Friday, March 28, 2014
More Statistical Proof - Recession Is Caused By State Parasitism & Ecofascism - We Should & Could Be 4 To 16 Times Better Off
This graph was put up by Tim Worstall from an article in the New Yorker.
Ignore the original article - it is about some economist complaining about rising inequality. Inequality is less important than overall growth unless you are one of those people who would rather have us all poorer than all of us better off, but some betterer off than others in which case you are motivated by hate and jealousy rather caring about society.
Also ignore the purple line. It is about long term interest rates which is simply about how the wealth is divided up. The rate of interest is probably more a function of the reliability of the banking system before and after 1820. Also ignore the extension of the line beyond 2012 - that is just evidence free pushing of a political line.
The important bit is the yellow line, which shows the long term growth rate in what is described as the world but I suspect is just the developed western world.
This fits well with a previous graph on a previous post I presented.

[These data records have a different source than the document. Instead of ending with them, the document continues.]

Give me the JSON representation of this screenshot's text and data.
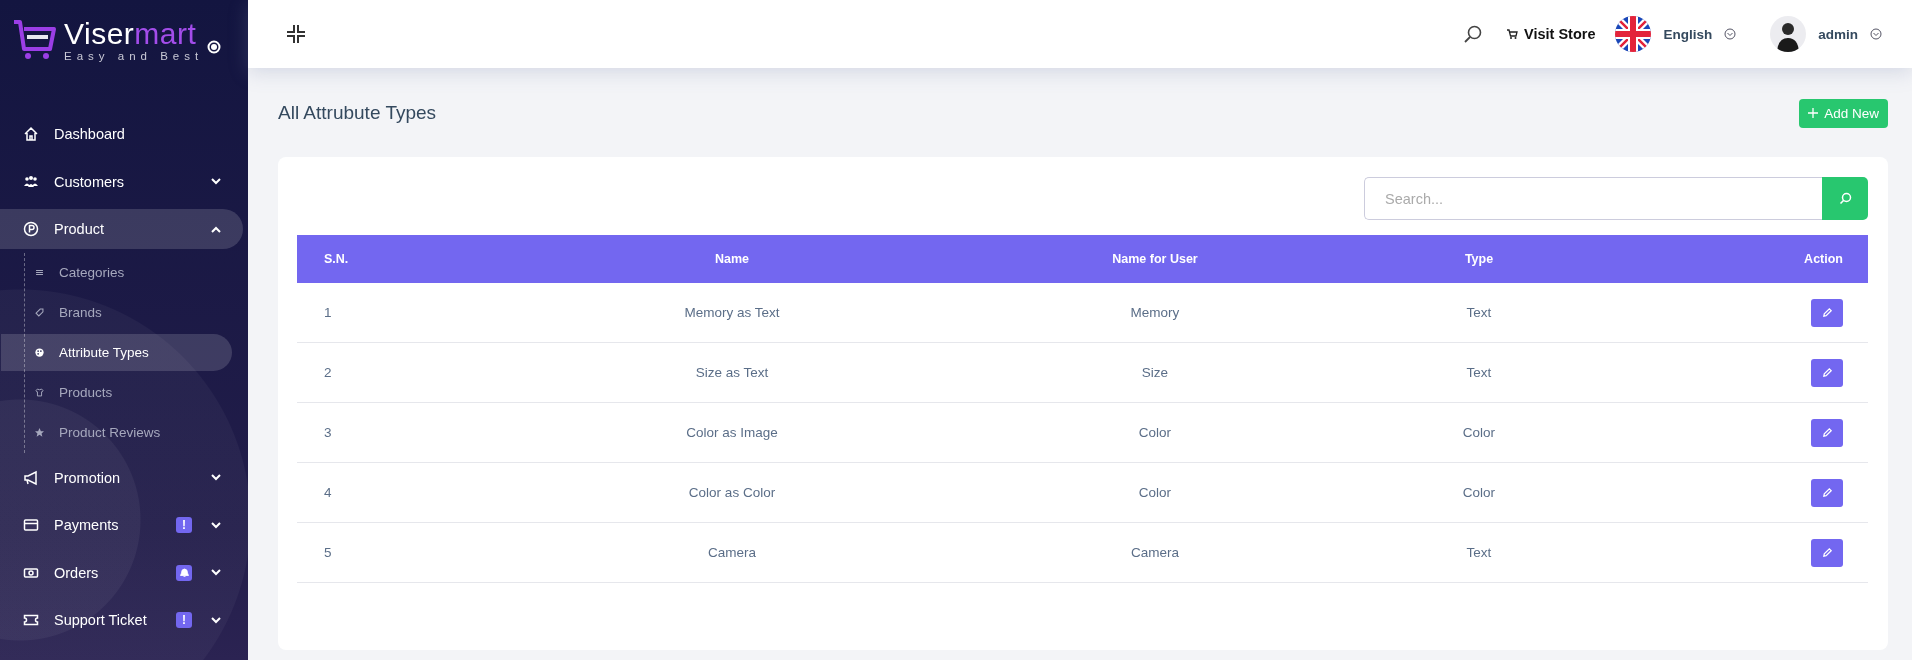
{
  "brand": {
    "name_part1": "Viser",
    "name_part2": "mart",
    "tagline": "Easy and Best"
  },
  "sidebar": {
    "items": [
      {
        "label": "Dashboard",
        "selected": false
      },
      {
        "label": "Customers",
        "selected": false,
        "expanded": false
      },
      {
        "label": "Product",
        "selected": true,
        "expanded": true,
        "children": [
          {
            "label": "Categories",
            "selected": false
          },
          {
            "label": "Brands",
            "selected": false
          },
          {
            "label": "Attribute Types",
            "selected": true
          },
          {
            "label": "Products",
            "selected": false
          },
          {
            "label": "Product Reviews",
            "selected": false
          }
        ]
      },
      {
        "label": "Promotion",
        "selected": false,
        "expanded": false
      },
      {
        "label": "Payments",
        "selected": false,
        "expanded": false,
        "badge": {
          "kind": "text",
          "text": "!"
        }
      },
      {
        "label": "Orders",
        "selected": false,
        "expanded": false,
        "badge": {
          "kind": "bell"
        }
      },
      {
        "label": "Support Ticket",
        "selected": false,
        "expanded": false,
        "badge": {
          "kind": "text",
          "text": "!"
        }
      }
    ]
  },
  "topbar": {
    "visit_store": "Visit Store",
    "language": "English",
    "user": "admin"
  },
  "page": {
    "title": "All Attrubute Types",
    "add_button": "Add New"
  },
  "search": {
    "placeholder": "Search..."
  },
  "table": {
    "columns": [
      "S.N.",
      "Name",
      "Name for User",
      "Type",
      "Action"
    ],
    "rows": [
      {
        "sn": "1",
        "name": "Memory as Text",
        "name_for_user": "Memory",
        "type": "Text"
      },
      {
        "sn": "2",
        "name": "Size as Text",
        "name_for_user": "Size",
        "type": "Text"
      },
      {
        "sn": "3",
        "name": "Color as Image",
        "name_for_user": "Color",
        "type": "Color"
      },
      {
        "sn": "4",
        "name": "Color as Color",
        "name_for_user": "Color",
        "type": "Color"
      },
      {
        "sn": "5",
        "name": "Camera",
        "name_for_user": "Camera",
        "type": "Text"
      }
    ]
  }
}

Indeed this post is pretty much a repetition of that one - but it is important enough to do so.
Both graphs show that western growth rates have been going up throughout recorded history up until 1958.
And have been falling since.
Now that just doesn't happen without very good reason.
It isn't inevitable because as the 2nd graph shows, growth outside the developed west has not been affected, indeed is faster than at any time.
It isn't because we have reached the end of technological progress because, measured by things like Moore's Law or increases in strength of materials, progress is far faster than at any time inn human history.
Rising graphs like that are indicative of being at the foot of an S curve - human wealth should be increasing not just at the 1913-1950 rate (which would mean 6% annual growth now - pretty much what the non-EU/US countries are doing) but well above it - a bit speculative but at least 12% seems likely looking at the increasing of the slope between 1820-1913 & 1913-1950. Had we had growth of 6% average over the last 62 years we would all be 4 times better off. If we had had growth starting at 3% and rising to 12% (ie averaging 4.5% ahead of reality) we would ALL average 16 times better off.
The only reason we know of to explain that is the growth in state regulatory parasitism. I have also noted the same tailing off of growth in nuclear power where, had the pre-1980 trend continued we would now all have at least 4 times as much power and be 4 times wealthier. Government parasitism has banned cheap power; it has banned cheap GM foods, it has destroyed at least 75% of the economy we could have had. And so on.
As I say a bit of a repetition of what I have said before but every bit of extra evidence supports the position.
We could get back on the natural growth rate at any time. Indeed I think that government parasitism must have repressed our growth and if released, like a spring, we would expect it to go well beyond the average 12% rate for some years. Which in turn supports my 24 point programme out of recession plan which suggested a maximum of 23%.
In a more modest vein John Redwood says that with cheaper power (the lack of which he wrongly blames on the EU) our industry would be 15% better off and creating half a million jobs. I have a comment.